2 Samuel 3:8 Meaning and Commentary

2 Samuel 3:8

Then was Abner very wroth for the words of Ishbosheth
If false he had a good deal of reason for it; and if true, he thought he deserved better at his hands, than to be reproved for and upbraided with what he might think was a very small fault, and might easily be connived at, and especially in one that had been so serviceable to him:

and said, [am] I a dog's head;
such a mean, vile, contemptible person with thee, as if no better than a dog, and as useless and as unserviceable as a dead dog, the head of a dog cut off; see ( 1 Samuel 24:14 ) ( 2 Samuel 9:8 ) ; or am I esteemed and to be treated as a head of dogs, a keeper of a pack of hounds, and not as a general of the armies of Israel? so Jarchi and others; but it seems rather to respect the filthy nature of a dog, that will couple with any; and so the sense is, am I such a filthy lustful creature that care not with whom I lie, no more, than a dog?

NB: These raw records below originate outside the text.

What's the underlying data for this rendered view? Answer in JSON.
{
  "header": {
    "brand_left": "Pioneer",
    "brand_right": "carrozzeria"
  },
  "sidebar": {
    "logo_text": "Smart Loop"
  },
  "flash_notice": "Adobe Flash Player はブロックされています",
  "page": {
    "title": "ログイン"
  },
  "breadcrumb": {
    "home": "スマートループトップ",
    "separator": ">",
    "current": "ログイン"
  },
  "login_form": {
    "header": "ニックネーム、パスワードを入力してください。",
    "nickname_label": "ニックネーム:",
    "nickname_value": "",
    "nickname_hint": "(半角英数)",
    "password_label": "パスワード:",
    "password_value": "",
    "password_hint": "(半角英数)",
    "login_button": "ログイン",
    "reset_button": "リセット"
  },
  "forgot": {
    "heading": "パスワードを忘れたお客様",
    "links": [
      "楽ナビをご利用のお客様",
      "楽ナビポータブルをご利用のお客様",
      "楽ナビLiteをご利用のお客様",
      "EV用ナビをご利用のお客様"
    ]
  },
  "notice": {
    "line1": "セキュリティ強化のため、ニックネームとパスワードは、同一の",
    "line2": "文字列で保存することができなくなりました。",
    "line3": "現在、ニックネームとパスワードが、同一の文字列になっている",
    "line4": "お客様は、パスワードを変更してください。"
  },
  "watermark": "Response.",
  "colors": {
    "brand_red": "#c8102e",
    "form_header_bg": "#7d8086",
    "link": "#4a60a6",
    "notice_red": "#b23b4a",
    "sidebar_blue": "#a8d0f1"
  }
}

which against Judah do show kindness to the house of Saul thy father,
to his brethren, and to his friends;
who in opposition to the tribe of Judah, which alone abode by David, had shown respect to the family of Saul, and all his friends, by his close attachment to Ishbosheth:

and have not delivered thee into the hand David;
when it was in his power to have done it many a tithe:

that thou chargest me today with a fault concerning this woman?
he neither denies nor owns the charge, and yet, by his not denying it, tacitly owns it; though, by his way of speaking, he suggests as if it was no fault at all, at least a very trifling one, and such as ought not to have been mentioned to him, considering the services he had done to Ishbosheth and his family.

2 Samuel 3:8 In-Context

6 Abner took advantage of the continuing war between the house of Saul and the house of David to gain power for himself.
7 Saul had had a concubine, Rizpah, the daughter of Aiah. One day Ish-Bosheth confronted Abner: "What business do you have sleeping with my father's concubine?"
8 Abner lost his temper with Ish-Bosheth, "Treat me like a dog, will you! Is this the thanks I get for sticking by the house of your father, Saul, and all his family and friends? I personally saved you from certain capture by David, and you make an issue out of my going to bed with a woman!
9 What God promised David, I'll help accomplish - transfer the kingdom from the house of Saul and make David ruler over the whole country, both Israel and Judah, from Dan to Beersheba. If not, may God do his worst to me."